Q6: The current reliance on human evaluation for spatial assessment could be complemented with automated evaluation techniques to provide a more comprehensive assessment approach.
A6: For SI2T, the SPICE could reflect the spatial assessment in to some extent. For ST2I, it is hard to evaluate the spatial assessment directly from the final image with automatic metrics, thus we analyze and evaluate the intermediate spatial scene graph in section 5.4 (Table 4,5 and Figure 5).
General Response to All Reviewers
Dear Reviewers,
Thanks for all of your insightful and cheerful comments on our manuscript. Your feedback will greatly assist us in enhancing the quality of our paper, and we are committed to incorporating your suggestion in our revision process. Meanwhile, we feel encouraged so much that reviewers find our work “novel and effective dual learning” (Rv#Urkw, Rv#WpM7), “simple but effective” (Rv#Nx71), appreciate our 3DSG modeling (Rv#Nx71), “comprehensive analysis” (Rv#cK3d), and other aspects such as “well-organized and easy to read” (Rv#WpM7)
In response to reviewers' comments, we have thoroughly reviewed our paper, performed additional necessary experiments, and prepared a comprehensive response.
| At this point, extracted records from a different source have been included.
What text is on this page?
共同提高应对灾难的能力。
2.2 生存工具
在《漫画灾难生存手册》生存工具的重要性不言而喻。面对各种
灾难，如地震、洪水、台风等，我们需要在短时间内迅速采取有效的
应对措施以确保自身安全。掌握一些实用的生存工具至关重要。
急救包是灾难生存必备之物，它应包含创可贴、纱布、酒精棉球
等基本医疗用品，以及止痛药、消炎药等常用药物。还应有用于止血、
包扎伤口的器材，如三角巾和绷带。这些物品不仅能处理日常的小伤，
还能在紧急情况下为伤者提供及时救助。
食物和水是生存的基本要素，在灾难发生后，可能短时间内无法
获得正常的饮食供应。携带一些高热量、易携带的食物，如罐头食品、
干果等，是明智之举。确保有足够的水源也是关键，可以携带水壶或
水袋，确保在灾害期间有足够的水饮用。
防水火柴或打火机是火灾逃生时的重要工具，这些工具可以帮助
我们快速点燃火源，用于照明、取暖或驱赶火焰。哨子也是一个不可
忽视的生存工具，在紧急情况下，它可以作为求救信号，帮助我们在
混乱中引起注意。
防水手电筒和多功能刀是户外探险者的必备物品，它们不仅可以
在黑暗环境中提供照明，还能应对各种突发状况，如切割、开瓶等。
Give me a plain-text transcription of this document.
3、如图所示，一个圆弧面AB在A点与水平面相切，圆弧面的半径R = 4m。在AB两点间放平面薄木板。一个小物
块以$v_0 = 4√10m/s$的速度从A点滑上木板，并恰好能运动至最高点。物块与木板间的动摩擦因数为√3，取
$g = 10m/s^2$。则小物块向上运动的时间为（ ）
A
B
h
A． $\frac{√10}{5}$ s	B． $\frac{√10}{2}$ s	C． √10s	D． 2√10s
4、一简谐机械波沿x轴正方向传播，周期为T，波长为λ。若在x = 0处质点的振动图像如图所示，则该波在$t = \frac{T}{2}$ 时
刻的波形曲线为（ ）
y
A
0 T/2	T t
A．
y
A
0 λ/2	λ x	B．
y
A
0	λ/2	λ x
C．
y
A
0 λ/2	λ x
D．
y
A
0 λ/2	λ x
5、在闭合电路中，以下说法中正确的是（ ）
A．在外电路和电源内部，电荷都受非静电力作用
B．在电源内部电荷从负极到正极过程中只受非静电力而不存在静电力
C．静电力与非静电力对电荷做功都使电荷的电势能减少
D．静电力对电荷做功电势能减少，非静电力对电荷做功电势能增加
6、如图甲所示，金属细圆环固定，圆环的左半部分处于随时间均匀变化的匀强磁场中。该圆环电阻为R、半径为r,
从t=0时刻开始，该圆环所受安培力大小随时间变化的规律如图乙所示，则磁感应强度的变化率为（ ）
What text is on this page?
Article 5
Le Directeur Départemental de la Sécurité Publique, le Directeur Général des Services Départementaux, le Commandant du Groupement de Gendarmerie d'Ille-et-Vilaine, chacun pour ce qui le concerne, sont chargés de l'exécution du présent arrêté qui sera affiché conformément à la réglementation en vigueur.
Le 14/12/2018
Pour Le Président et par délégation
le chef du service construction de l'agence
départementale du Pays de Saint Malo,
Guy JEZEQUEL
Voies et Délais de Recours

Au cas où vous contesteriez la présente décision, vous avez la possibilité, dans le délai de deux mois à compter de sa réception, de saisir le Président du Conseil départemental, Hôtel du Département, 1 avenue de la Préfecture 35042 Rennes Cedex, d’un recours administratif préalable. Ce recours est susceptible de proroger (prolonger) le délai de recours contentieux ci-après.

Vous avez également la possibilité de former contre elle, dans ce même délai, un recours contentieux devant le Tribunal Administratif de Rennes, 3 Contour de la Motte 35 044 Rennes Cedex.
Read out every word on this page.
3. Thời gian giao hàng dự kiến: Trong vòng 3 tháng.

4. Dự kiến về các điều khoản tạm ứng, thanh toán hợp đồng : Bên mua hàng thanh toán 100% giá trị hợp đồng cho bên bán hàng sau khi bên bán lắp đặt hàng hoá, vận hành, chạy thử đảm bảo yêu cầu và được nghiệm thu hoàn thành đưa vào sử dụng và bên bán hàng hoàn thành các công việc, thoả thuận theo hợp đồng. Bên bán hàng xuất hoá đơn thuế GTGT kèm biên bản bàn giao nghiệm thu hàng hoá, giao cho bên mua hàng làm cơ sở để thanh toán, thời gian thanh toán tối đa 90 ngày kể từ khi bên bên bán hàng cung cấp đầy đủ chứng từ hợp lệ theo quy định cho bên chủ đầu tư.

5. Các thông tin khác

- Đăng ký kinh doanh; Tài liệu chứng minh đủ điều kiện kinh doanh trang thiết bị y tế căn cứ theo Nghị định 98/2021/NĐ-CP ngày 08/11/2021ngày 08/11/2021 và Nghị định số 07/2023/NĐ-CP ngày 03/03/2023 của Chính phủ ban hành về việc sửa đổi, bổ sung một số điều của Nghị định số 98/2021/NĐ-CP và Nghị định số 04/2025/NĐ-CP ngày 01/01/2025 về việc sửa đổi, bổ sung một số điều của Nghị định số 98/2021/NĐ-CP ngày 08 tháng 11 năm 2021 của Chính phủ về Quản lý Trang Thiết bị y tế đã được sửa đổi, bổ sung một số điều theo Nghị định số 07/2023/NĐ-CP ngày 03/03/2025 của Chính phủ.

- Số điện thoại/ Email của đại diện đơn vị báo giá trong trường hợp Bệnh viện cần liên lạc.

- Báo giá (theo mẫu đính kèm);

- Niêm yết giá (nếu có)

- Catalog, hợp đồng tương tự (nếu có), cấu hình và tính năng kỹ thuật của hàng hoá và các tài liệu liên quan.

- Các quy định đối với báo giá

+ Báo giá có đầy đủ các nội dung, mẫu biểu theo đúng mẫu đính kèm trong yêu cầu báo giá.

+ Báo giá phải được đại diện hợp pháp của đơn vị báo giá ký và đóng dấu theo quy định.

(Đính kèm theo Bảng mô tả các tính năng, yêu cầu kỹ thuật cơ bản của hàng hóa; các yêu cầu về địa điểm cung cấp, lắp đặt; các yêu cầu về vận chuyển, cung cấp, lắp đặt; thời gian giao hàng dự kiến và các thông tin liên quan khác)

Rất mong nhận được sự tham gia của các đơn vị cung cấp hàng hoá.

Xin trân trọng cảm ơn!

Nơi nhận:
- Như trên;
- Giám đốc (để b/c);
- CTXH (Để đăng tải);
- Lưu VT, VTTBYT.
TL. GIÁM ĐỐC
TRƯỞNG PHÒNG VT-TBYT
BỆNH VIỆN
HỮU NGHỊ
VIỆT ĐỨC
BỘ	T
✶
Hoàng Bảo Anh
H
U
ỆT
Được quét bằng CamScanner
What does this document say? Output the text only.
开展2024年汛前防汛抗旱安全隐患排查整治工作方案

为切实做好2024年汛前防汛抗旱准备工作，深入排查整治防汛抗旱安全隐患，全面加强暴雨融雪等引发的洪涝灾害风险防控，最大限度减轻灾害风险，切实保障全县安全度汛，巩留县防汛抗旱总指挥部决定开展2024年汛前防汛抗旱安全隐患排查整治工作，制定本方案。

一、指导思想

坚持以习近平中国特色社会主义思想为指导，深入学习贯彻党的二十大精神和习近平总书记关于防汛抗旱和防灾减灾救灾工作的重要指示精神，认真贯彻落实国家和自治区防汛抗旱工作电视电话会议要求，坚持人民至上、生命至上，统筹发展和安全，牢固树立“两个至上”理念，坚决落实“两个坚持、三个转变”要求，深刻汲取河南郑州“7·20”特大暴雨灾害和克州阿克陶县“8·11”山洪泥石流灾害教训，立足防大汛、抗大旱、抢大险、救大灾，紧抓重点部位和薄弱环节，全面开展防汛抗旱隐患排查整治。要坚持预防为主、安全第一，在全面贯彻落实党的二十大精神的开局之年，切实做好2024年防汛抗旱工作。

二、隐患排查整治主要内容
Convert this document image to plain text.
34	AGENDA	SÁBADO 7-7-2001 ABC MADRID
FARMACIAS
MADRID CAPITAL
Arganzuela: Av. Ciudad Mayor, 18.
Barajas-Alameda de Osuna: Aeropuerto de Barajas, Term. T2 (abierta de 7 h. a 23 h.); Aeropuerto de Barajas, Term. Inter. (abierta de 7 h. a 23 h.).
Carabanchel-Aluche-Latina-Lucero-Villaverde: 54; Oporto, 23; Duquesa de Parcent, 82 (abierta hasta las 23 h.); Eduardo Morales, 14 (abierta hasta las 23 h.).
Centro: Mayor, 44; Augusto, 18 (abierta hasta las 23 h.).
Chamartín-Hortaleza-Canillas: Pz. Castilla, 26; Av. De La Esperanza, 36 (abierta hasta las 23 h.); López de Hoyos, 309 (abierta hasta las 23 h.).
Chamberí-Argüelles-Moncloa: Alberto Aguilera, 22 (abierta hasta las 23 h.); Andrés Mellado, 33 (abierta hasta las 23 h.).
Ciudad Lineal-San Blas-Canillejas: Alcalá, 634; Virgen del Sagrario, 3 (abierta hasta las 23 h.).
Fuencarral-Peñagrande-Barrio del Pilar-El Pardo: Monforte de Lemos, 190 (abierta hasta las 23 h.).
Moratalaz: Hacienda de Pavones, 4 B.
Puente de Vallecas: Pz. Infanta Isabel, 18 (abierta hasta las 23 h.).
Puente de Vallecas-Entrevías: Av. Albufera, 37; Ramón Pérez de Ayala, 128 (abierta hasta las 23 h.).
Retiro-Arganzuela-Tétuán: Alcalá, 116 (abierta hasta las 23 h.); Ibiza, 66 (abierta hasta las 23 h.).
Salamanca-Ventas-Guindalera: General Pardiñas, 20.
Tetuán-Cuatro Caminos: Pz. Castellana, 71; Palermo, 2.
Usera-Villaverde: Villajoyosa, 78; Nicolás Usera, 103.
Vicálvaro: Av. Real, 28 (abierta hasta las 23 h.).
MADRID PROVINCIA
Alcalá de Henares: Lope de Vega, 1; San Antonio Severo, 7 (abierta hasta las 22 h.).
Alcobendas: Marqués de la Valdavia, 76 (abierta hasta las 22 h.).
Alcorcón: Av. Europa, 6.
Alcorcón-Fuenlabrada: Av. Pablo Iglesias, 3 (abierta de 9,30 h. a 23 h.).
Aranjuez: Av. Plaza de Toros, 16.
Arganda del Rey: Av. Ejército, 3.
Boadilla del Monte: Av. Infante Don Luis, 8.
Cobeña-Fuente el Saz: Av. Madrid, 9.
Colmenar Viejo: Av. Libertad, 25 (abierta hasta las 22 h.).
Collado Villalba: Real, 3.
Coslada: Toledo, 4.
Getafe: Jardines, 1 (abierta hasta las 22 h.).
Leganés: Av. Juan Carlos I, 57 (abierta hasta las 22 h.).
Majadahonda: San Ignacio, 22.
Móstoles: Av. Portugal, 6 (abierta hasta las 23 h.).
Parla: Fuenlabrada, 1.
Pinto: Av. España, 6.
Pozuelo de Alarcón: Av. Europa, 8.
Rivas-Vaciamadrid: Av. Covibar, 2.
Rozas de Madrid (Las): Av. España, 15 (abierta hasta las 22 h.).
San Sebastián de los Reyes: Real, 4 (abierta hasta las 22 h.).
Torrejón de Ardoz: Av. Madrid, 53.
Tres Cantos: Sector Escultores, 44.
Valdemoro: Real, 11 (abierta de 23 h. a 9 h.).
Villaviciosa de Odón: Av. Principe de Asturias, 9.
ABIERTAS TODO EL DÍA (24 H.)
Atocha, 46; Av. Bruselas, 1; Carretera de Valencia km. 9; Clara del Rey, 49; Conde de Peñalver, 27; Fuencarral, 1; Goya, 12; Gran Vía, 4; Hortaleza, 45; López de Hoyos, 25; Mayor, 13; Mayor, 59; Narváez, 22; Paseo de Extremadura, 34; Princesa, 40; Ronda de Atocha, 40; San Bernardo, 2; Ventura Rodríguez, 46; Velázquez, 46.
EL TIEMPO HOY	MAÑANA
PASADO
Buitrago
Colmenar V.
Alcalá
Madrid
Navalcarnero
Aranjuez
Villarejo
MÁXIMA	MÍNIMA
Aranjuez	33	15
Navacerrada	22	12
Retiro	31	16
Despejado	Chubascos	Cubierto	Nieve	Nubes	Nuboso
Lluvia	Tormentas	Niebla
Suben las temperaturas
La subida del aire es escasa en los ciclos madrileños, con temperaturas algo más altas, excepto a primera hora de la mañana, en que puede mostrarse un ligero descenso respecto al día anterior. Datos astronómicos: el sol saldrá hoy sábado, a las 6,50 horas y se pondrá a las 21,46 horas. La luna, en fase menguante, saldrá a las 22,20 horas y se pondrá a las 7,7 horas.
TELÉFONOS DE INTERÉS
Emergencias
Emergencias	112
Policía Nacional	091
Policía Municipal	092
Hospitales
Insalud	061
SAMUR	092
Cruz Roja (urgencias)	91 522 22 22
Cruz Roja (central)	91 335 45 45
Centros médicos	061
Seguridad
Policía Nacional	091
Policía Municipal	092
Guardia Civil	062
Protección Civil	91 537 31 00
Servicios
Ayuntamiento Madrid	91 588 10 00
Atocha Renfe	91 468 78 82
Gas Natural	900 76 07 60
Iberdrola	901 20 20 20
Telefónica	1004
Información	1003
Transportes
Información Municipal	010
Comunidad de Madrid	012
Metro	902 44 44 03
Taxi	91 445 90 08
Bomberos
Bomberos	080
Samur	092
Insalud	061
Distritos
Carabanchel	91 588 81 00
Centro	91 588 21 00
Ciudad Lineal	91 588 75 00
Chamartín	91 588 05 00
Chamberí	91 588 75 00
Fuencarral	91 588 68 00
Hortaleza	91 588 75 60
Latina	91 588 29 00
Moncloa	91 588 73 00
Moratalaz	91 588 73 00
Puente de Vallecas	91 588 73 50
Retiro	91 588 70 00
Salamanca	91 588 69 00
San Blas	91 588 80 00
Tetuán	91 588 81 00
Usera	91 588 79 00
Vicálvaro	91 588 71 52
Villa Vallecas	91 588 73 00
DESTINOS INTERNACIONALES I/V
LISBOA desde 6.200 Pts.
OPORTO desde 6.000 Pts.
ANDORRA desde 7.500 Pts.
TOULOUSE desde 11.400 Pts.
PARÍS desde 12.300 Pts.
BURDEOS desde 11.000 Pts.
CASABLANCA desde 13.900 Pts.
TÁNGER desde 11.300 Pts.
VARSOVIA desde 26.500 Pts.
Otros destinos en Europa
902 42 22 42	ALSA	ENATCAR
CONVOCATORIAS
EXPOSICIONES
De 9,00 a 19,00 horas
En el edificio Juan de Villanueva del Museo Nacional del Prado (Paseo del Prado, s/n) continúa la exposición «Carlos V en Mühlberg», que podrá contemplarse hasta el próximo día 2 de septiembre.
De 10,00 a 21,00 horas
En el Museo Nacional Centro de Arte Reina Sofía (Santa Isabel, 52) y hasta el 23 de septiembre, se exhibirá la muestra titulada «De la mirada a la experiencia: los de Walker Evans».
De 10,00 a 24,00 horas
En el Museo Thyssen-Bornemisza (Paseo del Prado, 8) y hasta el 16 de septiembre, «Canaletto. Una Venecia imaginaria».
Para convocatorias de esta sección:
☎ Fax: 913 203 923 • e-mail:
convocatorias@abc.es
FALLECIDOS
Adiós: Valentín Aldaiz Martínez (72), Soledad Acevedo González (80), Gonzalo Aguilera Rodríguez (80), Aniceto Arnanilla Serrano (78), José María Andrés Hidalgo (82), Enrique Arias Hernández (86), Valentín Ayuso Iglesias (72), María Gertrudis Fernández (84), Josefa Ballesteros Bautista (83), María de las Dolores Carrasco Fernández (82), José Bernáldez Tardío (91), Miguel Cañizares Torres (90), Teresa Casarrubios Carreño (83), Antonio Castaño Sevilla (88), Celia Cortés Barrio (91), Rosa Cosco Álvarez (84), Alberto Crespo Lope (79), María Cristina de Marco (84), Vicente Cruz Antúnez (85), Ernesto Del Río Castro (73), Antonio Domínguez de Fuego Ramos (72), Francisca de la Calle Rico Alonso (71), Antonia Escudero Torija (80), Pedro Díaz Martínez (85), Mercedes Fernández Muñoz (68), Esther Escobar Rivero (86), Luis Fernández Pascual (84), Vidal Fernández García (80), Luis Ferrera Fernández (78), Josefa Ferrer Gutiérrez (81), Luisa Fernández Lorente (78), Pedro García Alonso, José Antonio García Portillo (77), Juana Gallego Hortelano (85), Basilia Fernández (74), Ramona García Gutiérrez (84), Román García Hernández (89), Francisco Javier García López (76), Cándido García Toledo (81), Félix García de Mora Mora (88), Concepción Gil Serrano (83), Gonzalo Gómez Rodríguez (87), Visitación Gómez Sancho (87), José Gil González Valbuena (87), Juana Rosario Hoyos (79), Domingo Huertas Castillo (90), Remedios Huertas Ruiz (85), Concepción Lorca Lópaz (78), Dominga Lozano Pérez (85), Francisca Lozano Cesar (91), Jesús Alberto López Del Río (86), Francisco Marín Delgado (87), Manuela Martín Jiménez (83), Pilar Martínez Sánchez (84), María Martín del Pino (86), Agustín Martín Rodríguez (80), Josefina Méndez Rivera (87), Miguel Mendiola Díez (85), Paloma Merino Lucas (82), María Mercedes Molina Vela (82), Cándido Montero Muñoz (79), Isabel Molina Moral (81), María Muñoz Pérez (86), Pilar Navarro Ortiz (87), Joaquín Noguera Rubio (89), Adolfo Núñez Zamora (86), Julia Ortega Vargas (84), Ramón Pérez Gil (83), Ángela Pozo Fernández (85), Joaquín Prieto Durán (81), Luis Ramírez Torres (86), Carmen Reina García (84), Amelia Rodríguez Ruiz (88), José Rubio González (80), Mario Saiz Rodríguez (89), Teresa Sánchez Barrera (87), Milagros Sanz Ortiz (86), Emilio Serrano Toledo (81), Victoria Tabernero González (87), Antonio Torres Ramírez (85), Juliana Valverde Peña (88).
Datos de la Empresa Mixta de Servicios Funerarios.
We will fix all the typos and improve the manuscript according to reviewers' comments. We hope that our response adequately addresses your concerns and provides further clarification on the contributions presented in our manuscript. We kindly request a re-evaluation of our work based on the updated information, and look forward to your recognition.
Thanks and regards,
Authors of Submission#1614
The reviewers consistently praise the paper for its novel dual learning framework that effectively enhances spatial feature modeling through the introduction of a 3D scene graph (3DSG) representation. The proposed Spatial Dual Discrete Diffusion (SD3) system is recognized for outperforming existing methods, demonstrating the effectiveness of the approach. Meanwhile, concerns are raised about the complexity and efficiency of the framework, the lack of comparison with the latest state-of-the-art methods, and the need for further clarification on some technical details.
Based on the strengths of the paper, particularly its innovative approach and demonstrated effectiveness, and despite the identified weaknesses, the overall contribution to the field is significant. The paper should be accepted, with the expectation that the authors address the concerns regarding efficiency, comparison with recent methods, and provide clearer technical explanations in the final revision.